Graduate jobs and future careers can significantly influence your choice of course.
With universities now able to charge £9,250 per year in tuition fees, more students want to do a subject which will assure them of a job, and often a well-paid one, after graduating.
Choosing a course purely based on career prospects is not advisable. You should ask yourself the following questions:
What career do you want to go into?
The majority of graduate jobs do not ask for a specific degree subject. However, if you want to go into Medicine, Nursing or Law then you need to choose those degrees. Similarly, Architecture and Psychology students will often be required to achieve professional accreditation for their careers, which can be done through the degrees.
How sure are you of the career you want?
If you are certain that you want to become a dentist, then Dentistry is the degree for you. If you are undecided, choosing a vocational course is not advisable. In this situation, you would be better served studying a non-vocational course such as History or Chemistry to keep your options open.
How important are graduate job prospects to you?
Some university courses almost guarantee a well-paid, graduate job within six months of graduating. For Dentistry, Medicine, Nursing, Physiotherapy and Veterinary Medicine, over 90% of graduates are in graduate jobs within six months of finishing their degrees.
Graduates of these subjects also have some of the highest starting salaries, along with Complementary Medicine, Economics and General Engineering. If having the guarantee of a well-paid job straight after graduating is a top priority, then these jobs could be for you.
Can you wait for your career prospects to improve?
When looking at graduate job prospects it is important to remember that these figures do not tell the whole story. Nursing, for instance, has excellent starting salaries, but the longer term earning potential may well be less than that of some other subjects with lower starting salaries.
If the course you want to do has poor graduate prospects, do not be put off.

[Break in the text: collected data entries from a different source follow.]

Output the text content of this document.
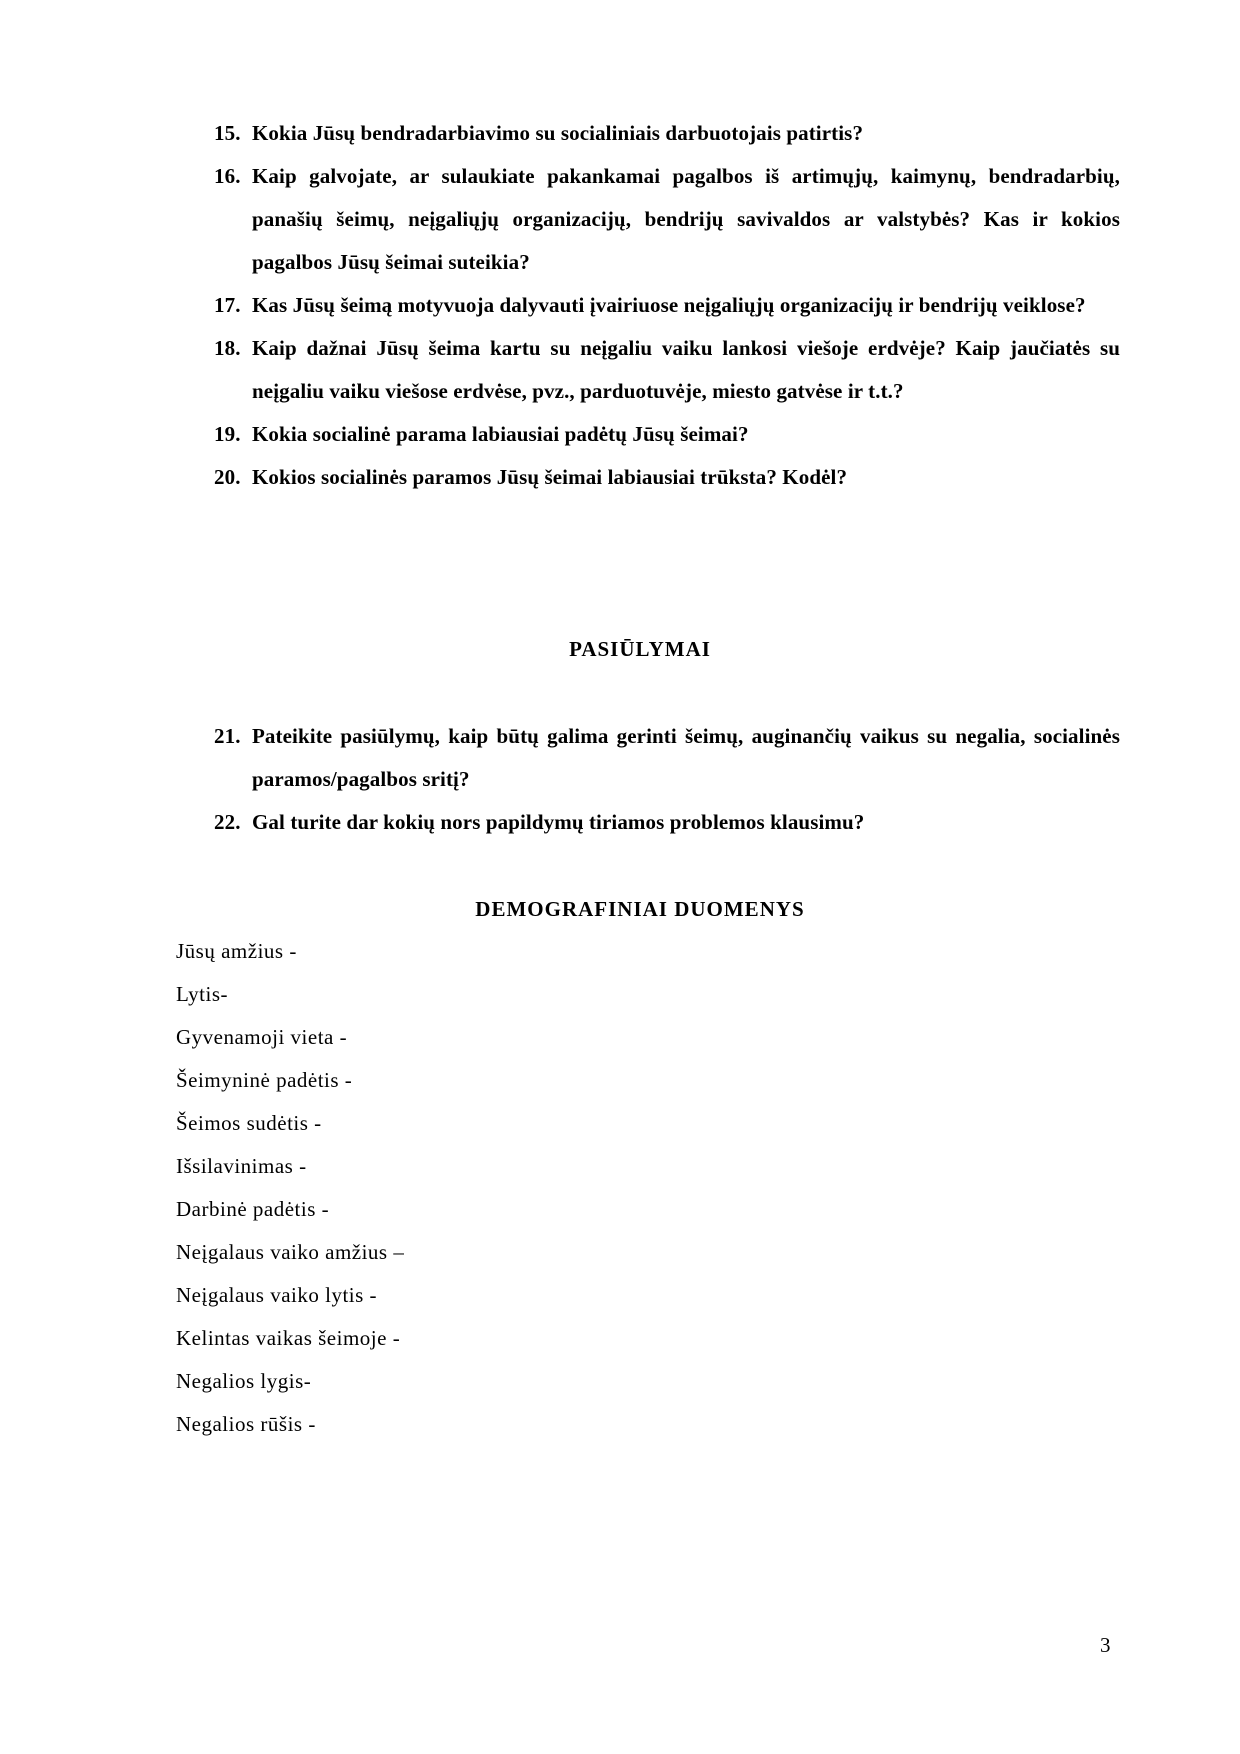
15. Kokia Jūsų bendradarbiavimo su socialiniais darbuotojais patirtis?
16. Kaip galvojate, ar sulaukiate pakankamai pagalbos iš artimųjų, kaimynų, bendradarbių, panašių šeimų, neįgaliųjų organizacijų, bendrijų savivaldos ar valstybės? Kas ir kokios pagalbos Jūsų šeimai suteikia?
17. Kas Jūsų šeimą motyvuoja dalyvauti įvairiuose neįgaliųjų organizacijų ir bendrijų veiklose?
18. Kaip dažnai Jūsų šeima kartu su neįgaliu vaiku lankosi viešoje erdvėje? Kaip jaučiatės su neįgaliu vaiku viešose erdvėse, pvz., parduotuvėje, miesto gatvėse ir t.t.?
19. Kokia socialinė parama labiausiai padėtų Jūsų šeimai?
20. Kokios socialinės paramos Jūsų šeimai labiausiai trūksta? Kodėl?
PASIŪLYMAI
21. Pateikite pasiūlymų, kaip būtų galima gerinti šeimų, auginančių vaikus su negalia, socialinės paramos/pagalbos sritį?
22. Gal turite dar kokių nors papildymų tiriamos problemos klausimu?
DEMOGRAFINIAI DUOMENYS
Jūsų amžius -
Lytis-
Gyvenamoji vieta -
Šeimyninė padėtis -
Šeimos sudėtis -
Išsilavinimas -
Darbinė padėtis -
Neįgalaus vaiko amžius –
Neįgalaus vaiko lytis -
Kelintas vaikas šeimoje -
Negalios lygis-
Negalios rūšis -
3
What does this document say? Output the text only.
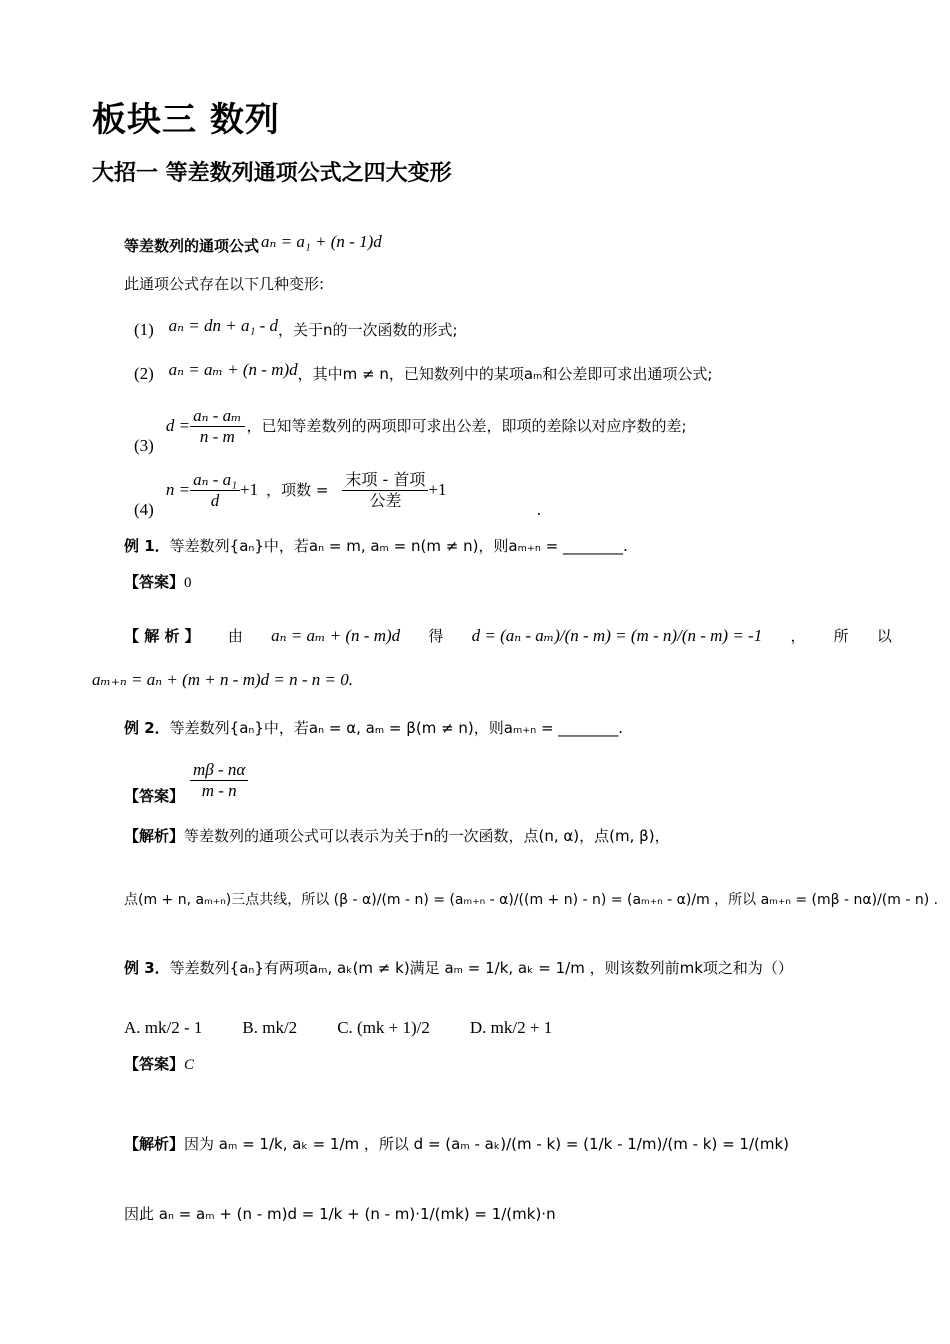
板块三 数列
大招一 等差数列通项公式之四大变形
等差数列的通项公式 aₙ = a₁ + (n - 1)d
此通项公式存在以下几种变形:
(1) aₙ = dn + a₁ - d，关于n的一次函数的形式;
(2) aₙ = aₘ + (n - m)d，其中m ≠ n，已知数列中的某项aₘ和公差即可求出通项公式;
(3)
$d = \frac{\text{aₙ - aₘ}}{n - m}$ ，已知等差数列的两项即可求出公差，即项的差除以对应序数的差;
(4)
$n = \frac{\text{aₙ - a₁}}{d} +1$ ，项数 = $\frac{\text{末项 - 首项}}{\text{公差}} +1$
.
例 1．等差数列{aₙ}中，若aₙ = m, aₘ = n(m ≠ n)，则aₘ₊ₙ = ________.
【答案】0
【 解 析 】 由 aₙ = aₘ + (n - m)d 得 d = (aₙ - aₘ)/(n - m) = (m - n)/(n - m) = -1 ， 所 以
aₘ₊ₙ = aₙ + (m + n - m)d = n - n = 0.
例 2．等差数列{aₙ}中，若aₙ = α, aₘ = β(m ≠ n)，则aₘ₊ₙ = ________.
【答案】 $\frac{m\beta - n\alpha}{m - n}$
【解析】等差数列的通项公式可以表示为关于n的一次函数，点(n, α)，点(m, β)，
点(m + n, aₘ₊ₙ)三点共线，所以 (β - α)/(m - n) = (aₘ₊ₙ - α)/((m + n) - n) = (aₘ₊ₙ - α)/m ，所以 aₘ₊ₙ = (mβ - nα)/(m - n) .
例 3．等差数列{aₙ}有两项aₘ, aₖ(m ≠ k)满足 aₘ = 1/k, aₖ = 1/m ，则该数列前mk项之和为（）
A. mk/2 - 1 B. mk/2 C. (mk + 1)/2 D. mk/2 + 1
【答案】C
【解析】因为 aₘ = 1/k, aₖ = 1/m ，所以 d = (aₘ - aₖ)/(m - k) = (1/k - 1/m)/(m - k) = 1/(mk)
因此 aₙ = aₘ + (n - m)d = 1/k + (n - m)·1/(mk) = 1/(mk)·n
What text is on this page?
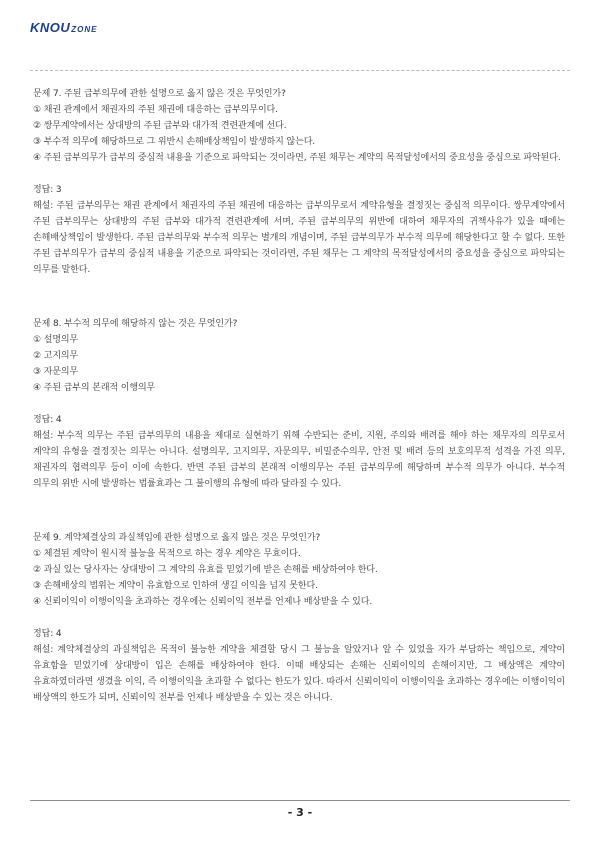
KNOU ZONE

문제 7. 주된 급부의무에 관한 설명으로 옳지 않은 것은 무엇인가?

① 채권 관계에서 채권자의 주된 채권에 대응하는 급부의무이다.

② 쌍무계약에서는 상대방의 주된 급부와 대가적 견련관계에 선다.

③ 부수적 의무에 해당하므로 그 위반시 손해배상책임이 발생하지 않는다.

④ 주된 급부의무가 급부의 중심적 내용을 기준으로 파악되는 것이라면, 주된 채무는 계약의 목적달성에서의 중요성을 중심으로 파악된다.

정답: 3

해설: 주된 급부의무는 채권 관계에서 채권자의 주된 채권에 대응하는 급부의무로서 계약유형을 결정짓는 중심적 의무이다. 쌍무계약에서 주된 급부의무는 상대방의 주된 급부와 대가적 견련관계에 서며, 주된 급부의무의 위반에 대하여 채무자의 귀책사유가 있을 때에는 손해배상책임이 발생한다. 주된 급부의무와 부수적 의무는 별개의 개념이며, 주된 급부의무가 부수적 의무에 해당한다고 할 수 없다. 또한 주된 급부의무가 급부의 중심적 내용을 기준으로 파악되는 것이라면, 주된 채무는 그 계약의 목적달성에서의 중요성을 중심으로 파악되는 의무를 말한다.

문제 8. 부수적 의무에 해당하지 않는 것은 무엇인가?

① 설명의무

② 고지의무

③ 자문의무

④ 주된 급부의 본래적 이행의무

정답: 4

해설: 부수적 의무는 주된 급부의무의 내용을 제대로 실현하기 위해 수반되는 준비, 지원, 주의와 배려를 해야 하는 채무자의 의무로서 계약의 유형을 결정짓는 의무는 아니다. 설명의무, 고지의무, 자문의무, 비밀준수의무, 안전 및 배려 등의 보호의무적 성격을 가진 의무, 채권자의 협력의무 등이 이에 속한다. 반면 주된 급부의 본래적 이행의무는 주된 급부의무에 해당하며 부수적 의무가 아니다. 부수적 의무의 위반 시에 발생하는 법률효과는 그 불이행의 유형에 따라 달라질 수 있다.

문제 9. 계약체결상의 과실책임에 관한 설명으로 옳지 않은 것은 무엇인가?

① 체결된 계약이 원시적 불능을 목적으로 하는 경우 계약은 무효이다.

② 과실 있는 당사자는 상대방이 그 계약의 유효를 믿었기에 받은 손해를 배상하여야 한다.

③ 손해배상의 범위는 계약이 유효함으로 인하여 생길 이익을 넘지 못한다.

④ 신뢰이익이 이행이익을 초과하는 경우에는 신뢰이익 전부를 언제나 배상받을 수 있다.

정답: 4

해설: 계약체결상의 과실책임은 목적이 불능한 계약을 체결할 당시 그 불능을 알았거나 알 수 있었을 자가 부담하는 책임으로, 계약이 유효함을 믿었기에 상대방이 입은 손해를 배상하여야 한다. 이때 배상되는 손해는 신뢰이익의 손해이지만, 그 배상액은 계약이 유효하였더라면 생겼을 이익, 즉 이행이익을 초과할 수 없다는 한도가 있다. 따라서 신뢰이익이 이행이익을 초과하는 경우에는 이행이익이 배상액의 한도가 되며, 신뢰이익 전부를 언제나 배상받을 수 있는 것은 아니다.

- 3 -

Ultimately, enjoying your degree is more important than earning money from it. If you choose a course because of the graduate job prospects, then you may end up on a course you do not enjoy. You are less likely to be motivated by a course you do not enjoy and as a result unlikely to work hard enough to achieve a ‘good honours’ (2:1 or first).
Research into why students leave university early on in their course often finds that choosing the wrong course was a key factor. So, it is crucial to do good research and decide carefully.